Posted on May 21, 2014   Updated on May 31, 2021, 6:50 am CDT

The next major addition to the already big arsenal of the American soldier is something many of us take for granted: Livestreaming video on an Android smartphone.

An Army Battle Lab is now conducting experiments that will allow platoon and squad leaders in the field to receive real-time video and images from multiple drones in the sky and on the ground.

The prototype, called the Small Unit Leader Situational Awareness Tool (SULSAT), was demonstrated this month at Fort Benning in Georgia.

The early version gives Army officers greater situational awareness with points of view that any real-time-strategy gamer will appreciate and even envy: Total aerial overviews and dynamic ground views that will be simultaneously monitored by commanders behind the front lines.

“You always make the best decision you can with the information you have, and this gives me more information and greater confidence in my decisions,” First Lt. Brandon Slusher told Army.mil.
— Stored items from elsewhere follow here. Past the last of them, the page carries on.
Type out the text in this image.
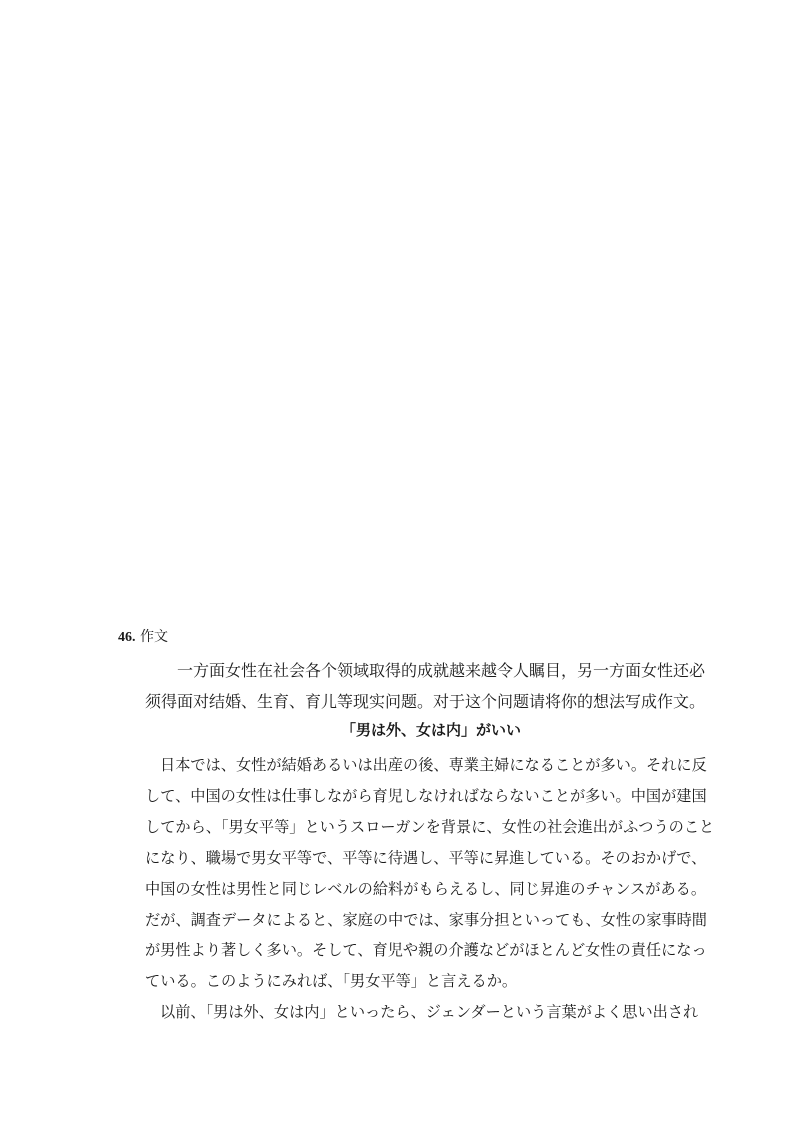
46. 作文

一方面女性在社会各个领域取得的成就越来越令人瞩目，另一方面女性还必须得面对结婚、生育、育儿等现实问题。对于这个问题请将你的想法写成作文。

「男は外、女は内」がいい

日本では、女性が結婚あるいは出産の後、専業主婦になることが多い。それに反して、中国の女性は仕事しながら育児しなければならないことが多い。中国が建国してから、「男女平等」というスローガンを背景に、女性の社会進出がふつうのことになり、職場で男女平等で、平等に待遇し、平等に昇進している。そのおかげで、中国の女性は男性と同じレベルの給料がもらえるし、同じ昇進のチャンスがある。だが、調査データによると、家庭の中では、家事分担といっても、女性の家事時間が男性より著しく多い。そして、育児や親の介護などがほとんど女性の責任になっている。このようにみれば、「男女平等」と言えるか。

以前、「男は外、女は内」といったら、ジェンダーという言葉がよく思い出され
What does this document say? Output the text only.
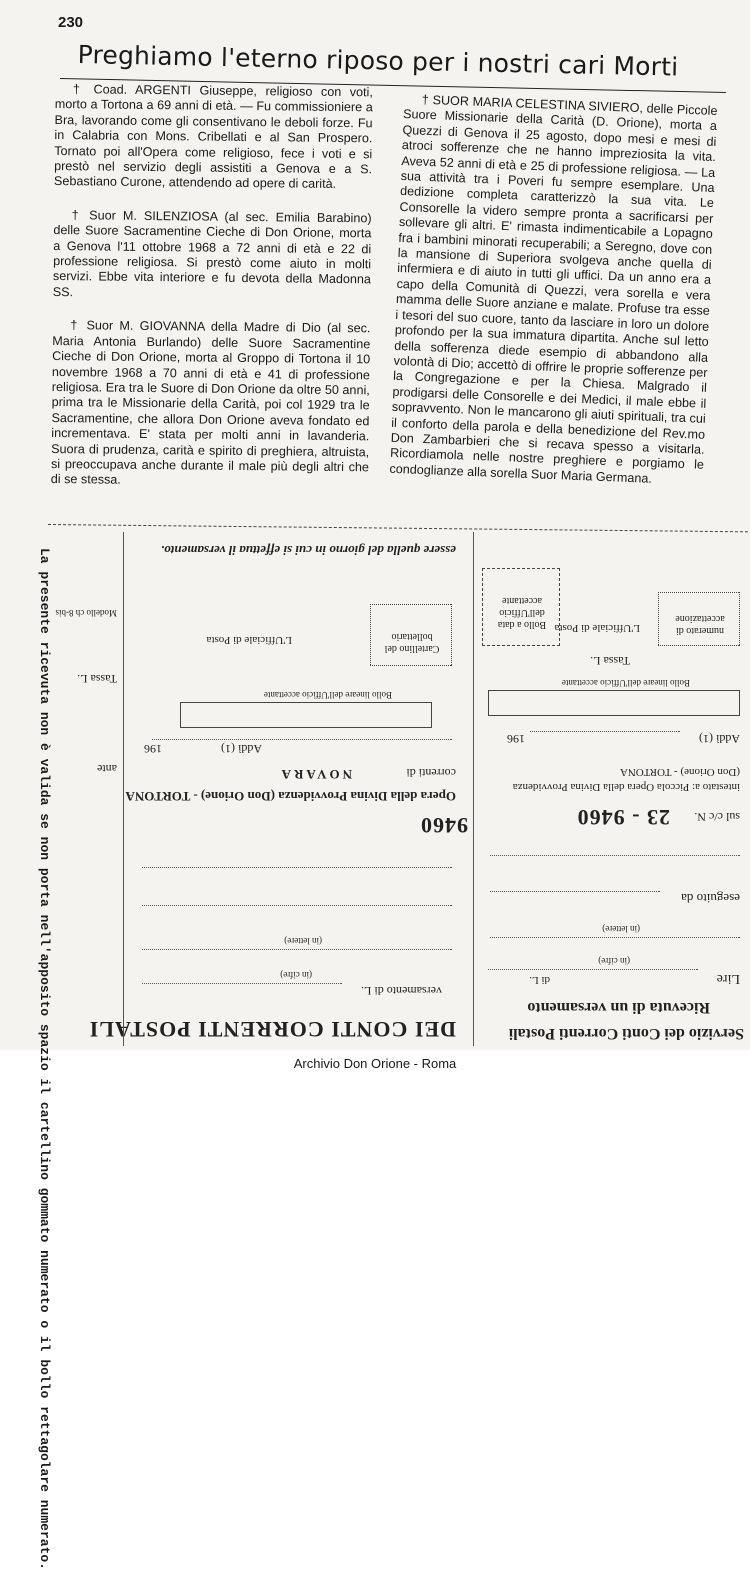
230
Preghiamo l'eterno riposo per i nostri cari Morti

† Coad. ARGENTI Giuseppe, religioso con voti, morto a Tortona a 69 anni di età. — Fu commissioniere a Bra, lavorando come gli consentivano le deboli forze. Fu in Calabria con Mons. Cribellati e al San Prospero. Tornato poi all'Opera come religioso, fece i voti e si prestò nel servizio degli assistiti a Genova e a S. Sebastiano Curone, attendendo ad opere di carità.

† Suor M. SILENZIOSA (al sec. Emilia Barabino) delle Suore Sacramentine Cieche di Don Orione, morta a Genova l'11 ottobre 1968 a 72 anni di età e 22 di professione religiosa. Si prestò come aiuto in molti servizi. Ebbe vita interiore e fu devota della Madonna SS.

† Suor M. GIOVANNA della Madre di Dio (al sec. Maria Antonia Burlando) delle Suore Sacramentine Cieche di Don Orione, morta al Groppo di Tortona il 10 novembre 1968 a 70 anni di età e 41 di professione religiosa. Era tra le Suore di Don Orione da oltre 50 anni, prima tra le Missionarie della Carità, poi col 1929 tra le Sacramentine, che allora Don Orione aveva fondato ed incrementava. E' stata per molti anni in lavanderia. Suora di prudenza, carità e spirito di preghiera, altruista, si preoccupava anche durante il male più degli altri che di se stessa.

† SUOR MARIA CELESTINA SIVIERO, delle Piccole Suore Missionarie della Carità (D. Orione), morta a Quezzi di Genova il 25 agosto, dopo mesi e mesi di atroci sofferenze che ne hanno impreziosita la vita. Aveva 52 anni di età e 25 di professione religiosa. — La sua attività tra i Poveri fu sempre esemplare. Una dedizione completa caratterizzò la sua vita. Le Consorelle la videro sempre pronta a sacrificarsi per sollevare gli altri. E' rimasta indimenticabile a Lopagno fra i bambini minorati recuperabili; a Seregno, dove con la mansione di Superiora svolgeva anche quella di infermiera e di aiuto in tutti gli uffici. Da un anno era a capo della Comunità di Quezzi, vera sorella e vera mamma delle Suore anziane e malate. Profuse tra esse i tesori del suo cuore, tanto da lasciare in loro un dolore profondo per la sua immatura dipartita. Anche sul letto della sofferenza diede esempio di abbandono alla volontà di Dio; accettò di offrire le proprie sofferenze per la Congregazione e per la Chiesa. Malgrado il prodigarsi delle Consorelle e dei Medici, il male ebbe il sopravvento. Non le mancarono gli aiuti spirituali, tra cui il conforto della parola e della benedizione del Rev.mo Don Zambarbieri che si recava spesso a visitarla. Ricordiamola nelle nostre preghiere e porgiamo le condoglianze alla sorella Suor Maria Germana.

Servizio dei Conti Correnti Postali
Ricevuta di un versamento
Lire
di L.
(in cifre)
(in lettere)
eseguito da
sul c/c N.
23 - 9460
intestato a: Piccola Opera della Divina Provvidenza (Don Orione) - TORTONA
Addì (1)
196
Bollo lineare dell'Ufficio accettante
Tassa L.
numerato di accettazione
L'Ufficiale di Posta
Bollo a data dell'Ufficio accettante
DEI CONTI CORRENTI POSTALI
versamento di L.
(in cifre)
(in lettere)
9460
Opera della Divina Provvidenza (Don Orione) - TORTONA
correnti di
NOVARA
Addì (1)
196
Bollo lineare dell'Ufficio accettante
Cartellino del bollettario
L'Ufficiale di Posta
essere quella del giorno in cui si effettua il versamento.
ante
Tassa L.
Modello ch 8-bis
La presente ricevuta non è valida se non porta nell'apposito spazio il cartellino gommato numerato o il bollo rettagolare numerato.	Archivio Don Orione - Roma
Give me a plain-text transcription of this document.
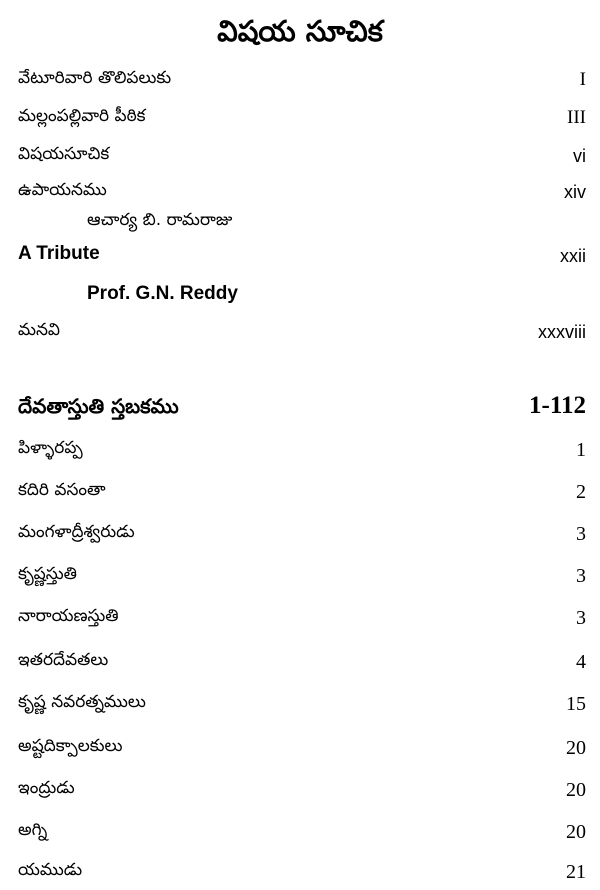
విషయ సూచిక
వేటూరివారి తొలిపలుకు	I
మల్లంపల్లివారి పీఠిక	III
విషయసూచిక	vi
ఉపాయనము	xiv
ఆచార్య బి. రామరాజు
A Tribute	xxii
Prof. G.N. Reddy
మనవి	xxxviii
దేవతాస్తుతి స్తబకము	1-112
పిళ్ళారప్ప	1
కదిరి వసంతా	2
మంగళాద్రీశ్వరుడు	3
కృష్ణస్తుతి	3
నారాయణస్తుతి	3
ఇతరదేవతలు	4
కృష్ణ నవరత్నములు	15
అష్టదిక్పాలకులు	20
ఇంద్రుడు	20
అగ్ని	20
యముడు	21
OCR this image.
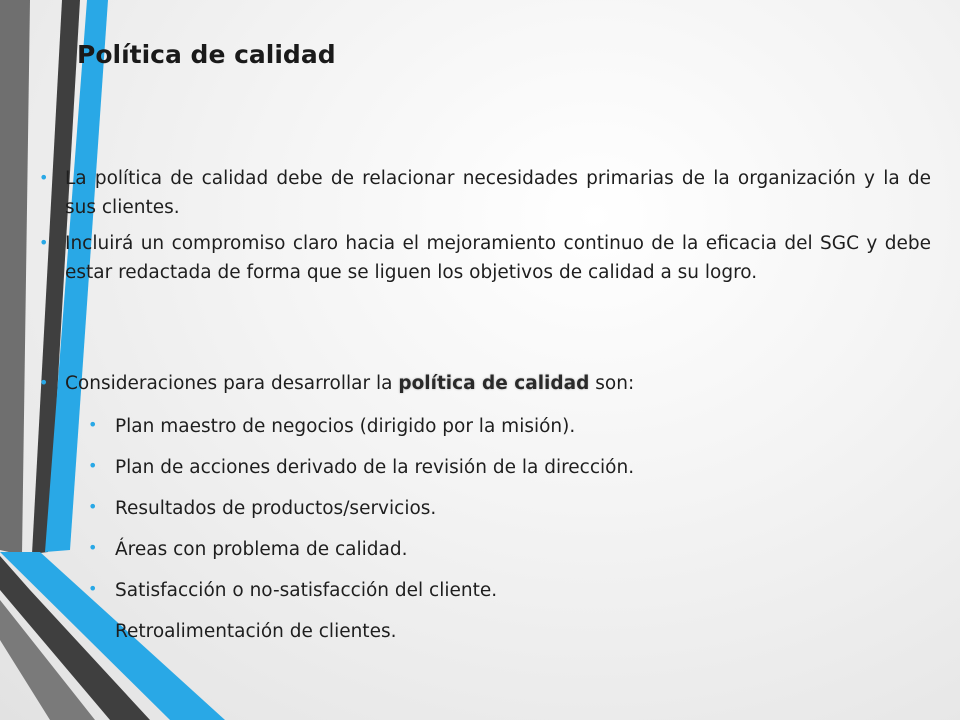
Política de calidad
• La política de calidad debe de relacionar necesidades primarias de la organización y la de sus clientes.
• Incluirá un compromiso claro hacia el mejoramiento continuo de la eficacia del SGC y debe estar redactada de forma que se liguen los objetivos de calidad a su logro.
• Consideraciones para desarrollar la política de calidad son:
• Plan maestro de negocios (dirigido por la misión).
• Plan de acciones derivado de la revisión de la dirección.
• Resultados de productos/servicios.
• Áreas con problema de calidad.
• Satisfacción o no-satisfacción del cliente.
Retroalimentación de clientes.
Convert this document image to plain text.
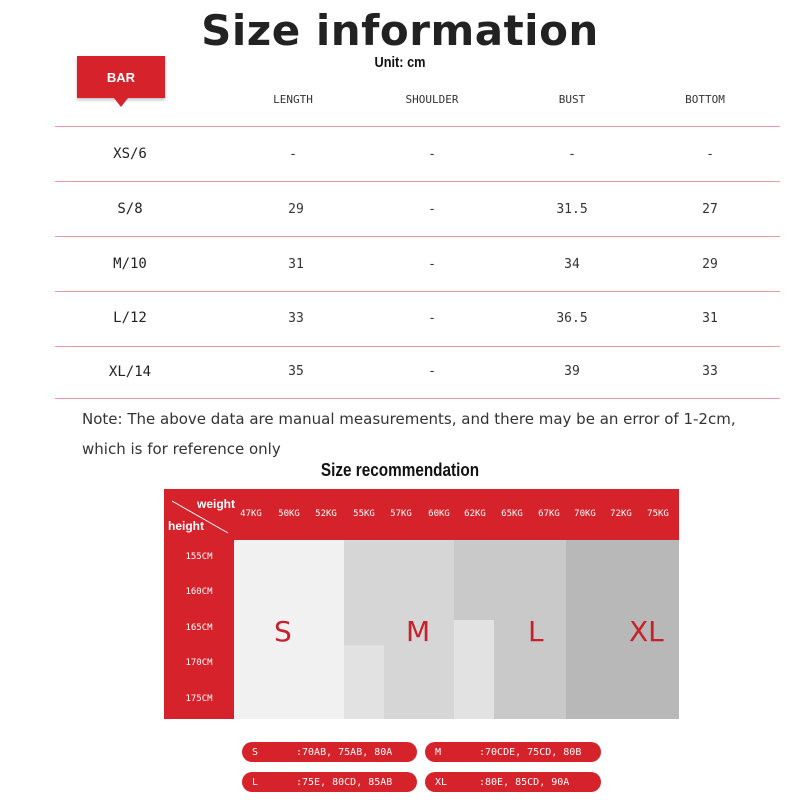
Size information
Unit: cm
BAR
LENGTH	SHOULDER	BUST	BOTTOM
XS/6	-	-	-	-
S/8	29	-	31.5	27
M/10	31	-	34	29
L/12	33	-	36.5	31
XL/14	35	-	39	33
Note: The above data are manual measurements, and there may be an error of 1-2cm,
which is for reference only
Size recommendation
S	M	L	XL
weight
height
47KG	50KG	52KG	55KG	57KG	60KG	62KG	65KG	67KG	70KG	72KG	75KG
155CM
160CM
165CM
170CM
175CM
S	:70AB, 75AB, 80A	M	:70CDE, 75CD, 80B
L	:75E, 80CD, 85AB	XL	:80E, 85CD, 90A
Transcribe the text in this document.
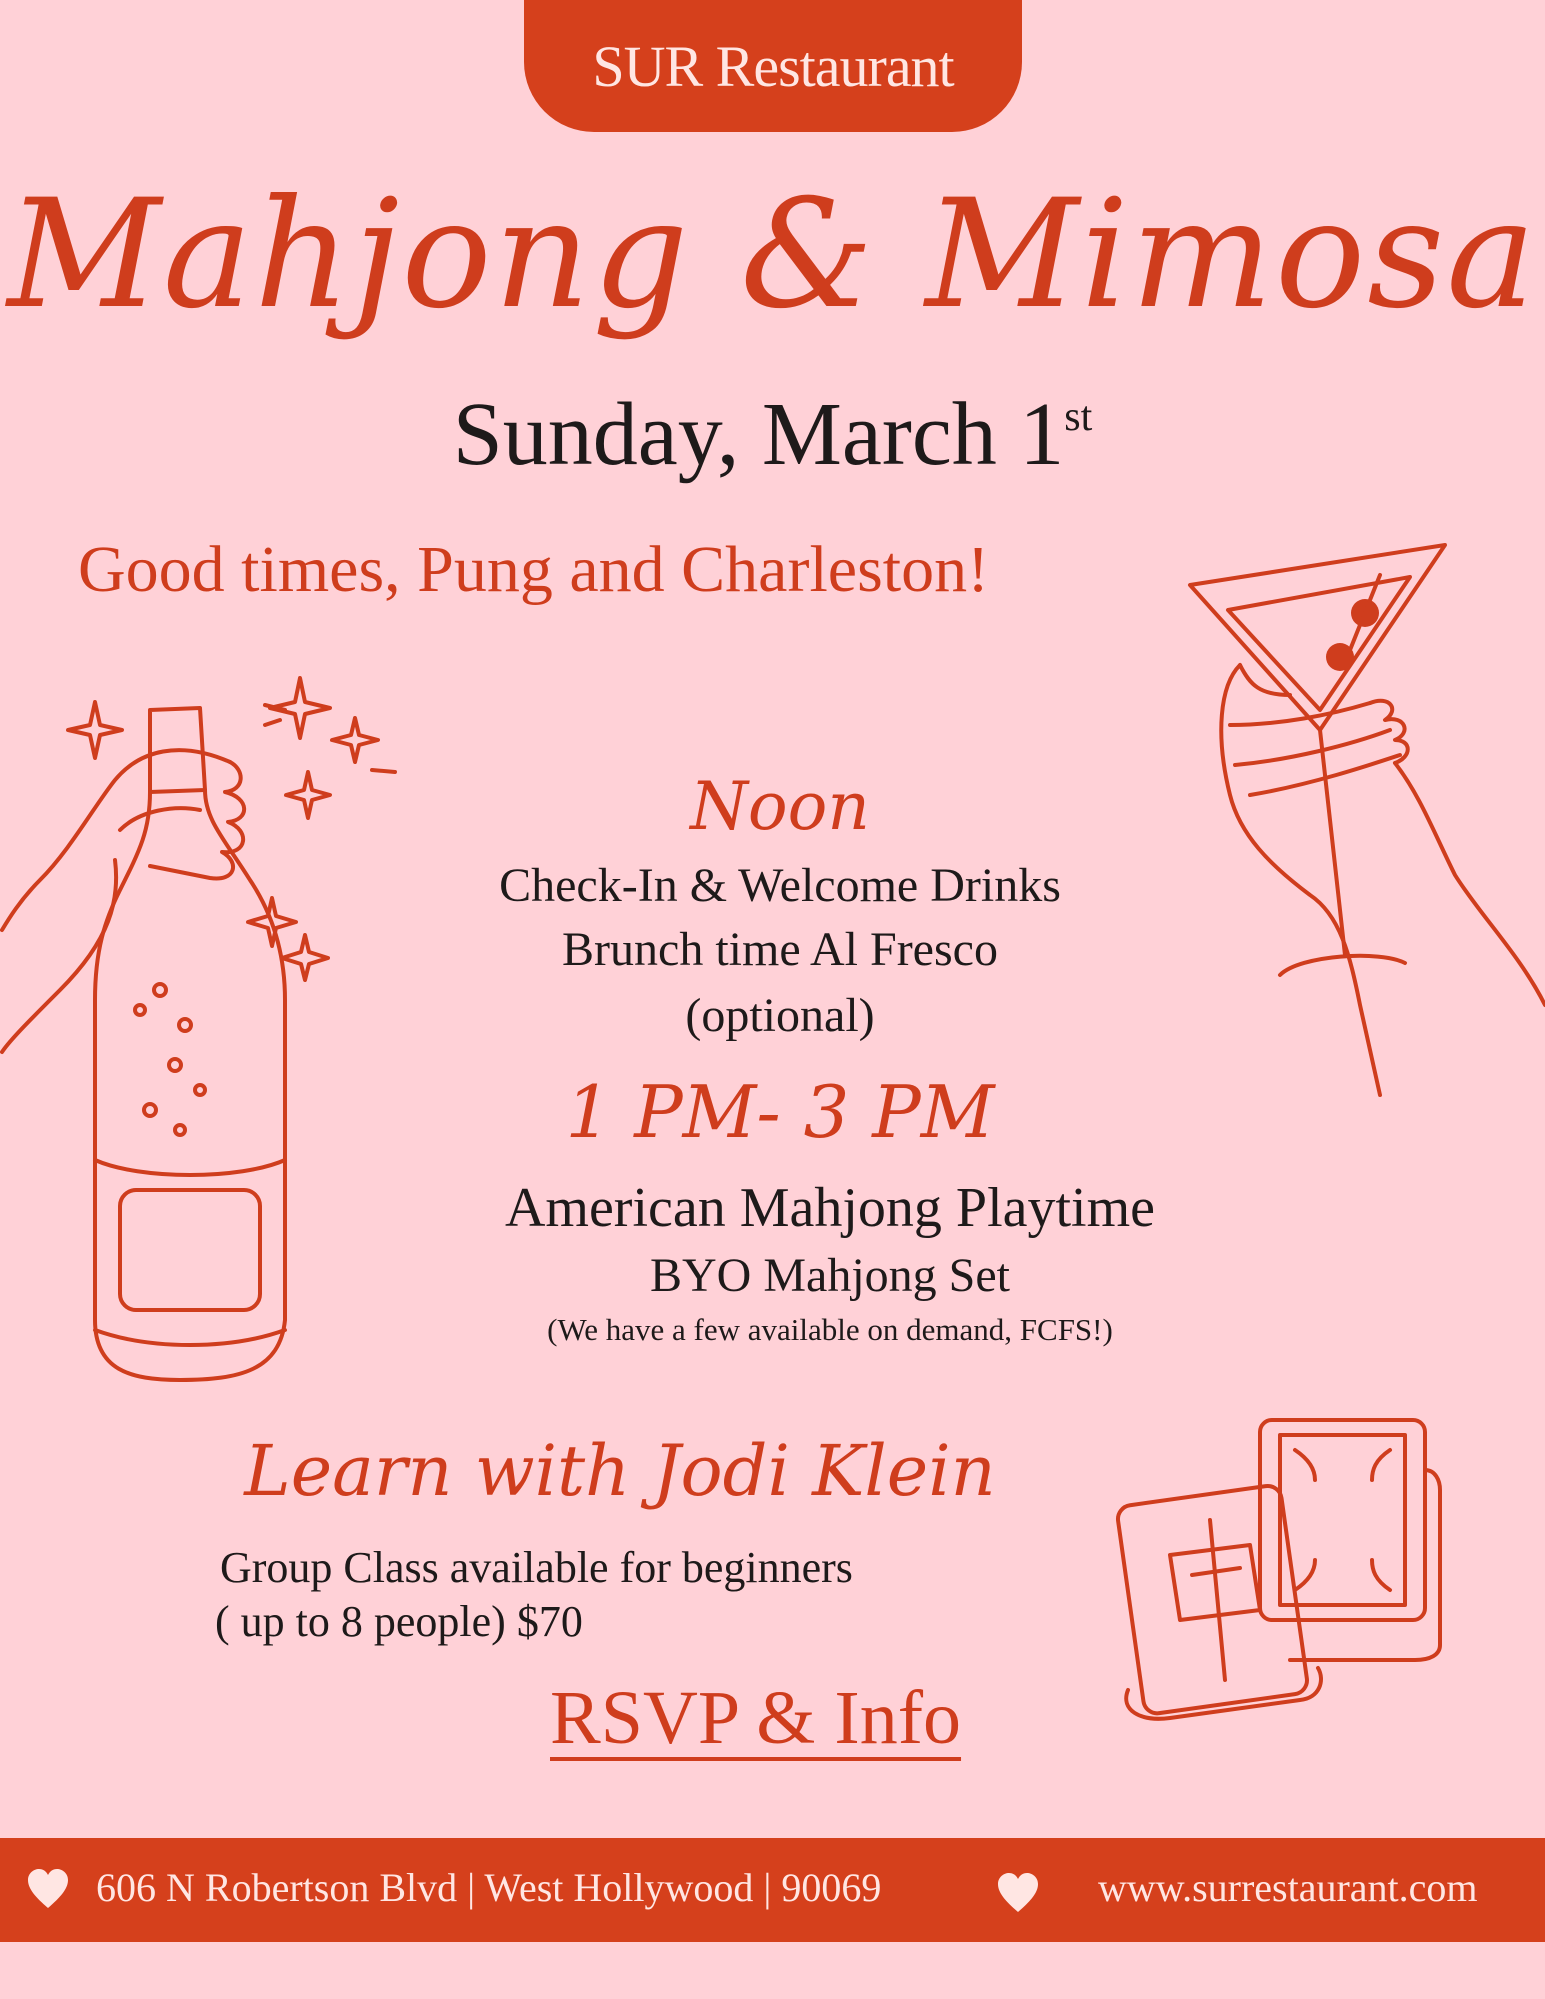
SUR Restaurant
Mahjong & Mimosa
Sunday, March 1st
Good times, Pung and Charleston!
Noon
Check-In & Welcome Drinks
Brunch time Al Fresco
(optional)
1 PM- 3 PM
American Mahjong Playtime
BYO Mahjong Set
(We have a few available on demand, FCFS!)
Learn with Jodi Klein
Group Class available for beginners
( up to 8 people) $70
RSVP & Info
606 N Robertson Blvd | West Hollywood | 90069	www.surrestaurant.com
Early SULSAT tests have been deemed a success with a few key drawbacks: Short transmission distance, for instance, limits the immediate usefulness of SULSAT.

Minor drawbacks notwithstanding, SULSAT will likely be added to the Nett Warrior system, a modernization effort that installs chest-mounted smartphones on soldiers in order to enhance their ability to plan and monitor missions, communicate, and stay situationally aware during combat.

The latest version of Nett Warrior is a Samsung Galaxy Note II smartphone with a modified Android operating system. The phone’s communications capabilities are mostly wiped out by army engineers before they’re integrated into the new system. Finally, they phones are connected via USB to a soldier’s data-capable Rifleman radio which networks them onto the Nett Warrior system.

The Army is already looking to the next generation of smartphones to keep their systems on the cutting edge.

“We are beholden to the commercial industry,” Programme Executive Office-Soldier Nett Warrior deputy project manager Jason Regnier said. “We have to keep up with them. So when the Note IIs are gone, they’re gone. So then we’ll have to be ready to buy Note IIIs or whatever it’s going to be.”